Il les éclaire sur les moyens de prévention. Il ne peut cependant s'immiscer dans la gestion de l'entreprise. 

Si le commissaire aux comptes constate l'existence de faits de nature à compromettre la continuité de l'exploitation, sans mesures correctrices claires, il sera amené à mettre en œuvre la procédure d’alerte.

La procédure d'alerte est légalement normée, se déroule ainsi par phases successives et peut être interrompue par le commissaire aux comptes à chaque phase lorsqu'il estime que des actions correctrices ont été prises ou que des solutions aux difficultés financières ont été trouvées.

LES DDL
Les diligences directement liées à la mission de certification et autres missions
 

Les entités faisant appel à un commissaire aux comptes pour une mission de certification des comptes, peuvent également lui demander d'autres interventions comme, par exemple, attester des comptes intermédiaires avant une demande d'emprunt, donner une opinion sur des comptes prévisionnels, fournir des attestations pour l'obtention de subventions, réaliser un audit d'acquisition avant une éventuelle transaction. 

Ces interventions sont appelées diligences directement liées (DDL), les prestations y afférentes sont nouvellement normées et elles sont réalisées à la demande de l'entreprise.

 

Par ailleurs, la loi confie aux commissaires aux comptes des missions particulières, par exemple, lors de certaines opérations sur le capital ou de la cession de certaines valeurs mobilières.

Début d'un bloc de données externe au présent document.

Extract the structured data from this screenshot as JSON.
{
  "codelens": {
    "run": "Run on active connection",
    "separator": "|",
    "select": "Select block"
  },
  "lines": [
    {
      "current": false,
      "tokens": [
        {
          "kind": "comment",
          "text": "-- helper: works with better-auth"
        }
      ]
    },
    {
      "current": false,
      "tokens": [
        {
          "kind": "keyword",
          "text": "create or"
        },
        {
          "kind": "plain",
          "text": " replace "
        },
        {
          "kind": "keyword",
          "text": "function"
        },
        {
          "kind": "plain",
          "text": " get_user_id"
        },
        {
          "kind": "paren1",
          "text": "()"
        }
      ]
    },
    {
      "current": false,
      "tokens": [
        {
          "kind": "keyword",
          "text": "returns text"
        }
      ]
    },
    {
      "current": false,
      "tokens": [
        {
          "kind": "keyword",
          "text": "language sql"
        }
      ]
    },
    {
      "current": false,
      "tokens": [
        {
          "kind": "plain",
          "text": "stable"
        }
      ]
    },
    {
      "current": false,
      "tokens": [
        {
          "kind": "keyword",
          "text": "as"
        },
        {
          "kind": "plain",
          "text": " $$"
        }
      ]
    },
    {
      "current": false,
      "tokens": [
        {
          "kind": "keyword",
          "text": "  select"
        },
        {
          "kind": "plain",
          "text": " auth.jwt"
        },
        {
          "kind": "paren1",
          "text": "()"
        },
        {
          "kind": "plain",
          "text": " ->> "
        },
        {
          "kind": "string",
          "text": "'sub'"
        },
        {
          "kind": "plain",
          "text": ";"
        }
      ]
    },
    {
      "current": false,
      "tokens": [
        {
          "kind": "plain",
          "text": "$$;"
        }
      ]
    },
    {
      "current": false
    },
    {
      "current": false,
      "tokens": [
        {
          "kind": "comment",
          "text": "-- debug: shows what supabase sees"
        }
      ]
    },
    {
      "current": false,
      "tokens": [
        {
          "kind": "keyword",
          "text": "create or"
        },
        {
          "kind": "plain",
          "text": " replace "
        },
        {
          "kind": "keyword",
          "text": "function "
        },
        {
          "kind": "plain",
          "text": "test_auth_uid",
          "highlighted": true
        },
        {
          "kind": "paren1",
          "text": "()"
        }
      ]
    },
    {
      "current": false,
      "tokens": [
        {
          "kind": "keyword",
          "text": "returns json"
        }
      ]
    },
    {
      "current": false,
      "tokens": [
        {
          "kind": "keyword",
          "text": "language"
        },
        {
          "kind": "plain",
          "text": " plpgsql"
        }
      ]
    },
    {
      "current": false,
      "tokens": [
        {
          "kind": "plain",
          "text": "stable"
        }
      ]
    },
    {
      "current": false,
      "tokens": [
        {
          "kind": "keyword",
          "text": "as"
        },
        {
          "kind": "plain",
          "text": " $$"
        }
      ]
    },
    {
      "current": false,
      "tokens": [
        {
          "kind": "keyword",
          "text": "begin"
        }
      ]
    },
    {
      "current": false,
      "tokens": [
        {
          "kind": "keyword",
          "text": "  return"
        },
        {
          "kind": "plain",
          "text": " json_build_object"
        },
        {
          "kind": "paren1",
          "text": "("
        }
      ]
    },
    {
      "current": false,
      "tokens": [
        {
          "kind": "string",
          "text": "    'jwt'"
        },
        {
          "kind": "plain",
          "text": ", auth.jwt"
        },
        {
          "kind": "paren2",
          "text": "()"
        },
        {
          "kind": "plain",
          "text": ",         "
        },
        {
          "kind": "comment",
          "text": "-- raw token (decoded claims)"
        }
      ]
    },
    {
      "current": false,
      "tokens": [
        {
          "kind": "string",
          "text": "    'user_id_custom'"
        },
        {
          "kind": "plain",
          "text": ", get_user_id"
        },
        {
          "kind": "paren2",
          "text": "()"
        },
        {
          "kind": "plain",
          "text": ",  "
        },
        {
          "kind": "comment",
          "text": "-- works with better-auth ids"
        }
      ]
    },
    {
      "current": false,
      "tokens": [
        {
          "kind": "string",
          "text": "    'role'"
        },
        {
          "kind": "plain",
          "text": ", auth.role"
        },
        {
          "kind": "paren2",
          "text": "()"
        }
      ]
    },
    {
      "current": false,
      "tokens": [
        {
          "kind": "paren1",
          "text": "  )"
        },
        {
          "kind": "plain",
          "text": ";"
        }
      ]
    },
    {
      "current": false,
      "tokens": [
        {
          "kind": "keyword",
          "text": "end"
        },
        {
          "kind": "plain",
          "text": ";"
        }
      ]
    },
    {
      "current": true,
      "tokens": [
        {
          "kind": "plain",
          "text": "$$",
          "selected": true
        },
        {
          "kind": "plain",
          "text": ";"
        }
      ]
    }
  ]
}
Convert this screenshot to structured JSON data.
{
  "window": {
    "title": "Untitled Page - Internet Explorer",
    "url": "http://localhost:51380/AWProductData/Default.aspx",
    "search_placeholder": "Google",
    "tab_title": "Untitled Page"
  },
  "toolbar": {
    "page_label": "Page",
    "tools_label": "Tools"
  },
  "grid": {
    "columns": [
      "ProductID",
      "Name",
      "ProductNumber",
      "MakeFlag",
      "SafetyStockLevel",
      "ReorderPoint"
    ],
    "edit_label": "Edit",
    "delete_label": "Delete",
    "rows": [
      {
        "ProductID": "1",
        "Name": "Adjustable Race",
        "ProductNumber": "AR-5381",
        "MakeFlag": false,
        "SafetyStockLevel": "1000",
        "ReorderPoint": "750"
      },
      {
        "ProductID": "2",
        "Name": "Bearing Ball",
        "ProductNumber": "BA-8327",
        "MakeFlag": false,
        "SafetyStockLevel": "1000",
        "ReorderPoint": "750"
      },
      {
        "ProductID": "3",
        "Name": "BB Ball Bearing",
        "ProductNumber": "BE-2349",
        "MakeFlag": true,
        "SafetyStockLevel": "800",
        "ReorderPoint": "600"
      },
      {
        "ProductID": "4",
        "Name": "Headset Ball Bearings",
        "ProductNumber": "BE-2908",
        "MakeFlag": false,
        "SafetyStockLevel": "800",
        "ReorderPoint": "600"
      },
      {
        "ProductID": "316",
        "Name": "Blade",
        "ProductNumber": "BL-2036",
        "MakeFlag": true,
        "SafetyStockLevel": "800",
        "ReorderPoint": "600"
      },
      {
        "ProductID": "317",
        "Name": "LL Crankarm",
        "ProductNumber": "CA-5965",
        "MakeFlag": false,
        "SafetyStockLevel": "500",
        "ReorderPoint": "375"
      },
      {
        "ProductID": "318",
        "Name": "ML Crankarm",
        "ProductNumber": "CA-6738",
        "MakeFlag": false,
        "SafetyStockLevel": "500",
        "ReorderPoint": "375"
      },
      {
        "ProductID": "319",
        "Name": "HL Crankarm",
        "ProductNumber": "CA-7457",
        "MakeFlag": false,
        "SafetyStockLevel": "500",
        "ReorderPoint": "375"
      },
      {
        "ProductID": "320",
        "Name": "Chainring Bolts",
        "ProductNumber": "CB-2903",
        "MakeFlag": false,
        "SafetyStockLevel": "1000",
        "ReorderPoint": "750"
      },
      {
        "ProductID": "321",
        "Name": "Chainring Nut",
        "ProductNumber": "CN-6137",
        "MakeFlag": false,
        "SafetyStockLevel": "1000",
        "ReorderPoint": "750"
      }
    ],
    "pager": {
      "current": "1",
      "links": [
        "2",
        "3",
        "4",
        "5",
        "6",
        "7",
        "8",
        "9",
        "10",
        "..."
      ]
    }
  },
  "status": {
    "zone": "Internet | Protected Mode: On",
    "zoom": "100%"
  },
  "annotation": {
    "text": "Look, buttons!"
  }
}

Enfin, les commissaires aux comptes inscrits peuvent se voir confier des missions ad hoc en tant que commissaires aux apports, à la fusion, à la transformation (transformation en SA d'une société d'une autre forme par exemple). 

LA RÉVÉLATION DES
FAITS DELICTUEUX

Si le commissaire aux comptes découvre des fraudes qui constituent des faits délictueux, il est tenu, sous peine de mise en cause de sa responsabilité pénale, de les révéler au procureur de la République. Il s'agit essentiellement des faits délictueux ayant un rapport direct avec sa mission.

 

Ainsi, le commissaire aux comptes peut être amené à révéler le délit de présentation de bilan inexact, le délit d'abus de biens sociaux… Cette démarche vise à protéger l'entité et ses dirigeants autant que son environnement et ses partenaires.

Il apparaît plus fiable et plus simple pour la collectivité que la responsabilité de la révélation soit confiée à une profession réglementée et encadrée, plutôt qu'à des personnes physiques non dénommées, à l'exemple du whistleblowing pratiqué aux Etats-Unis.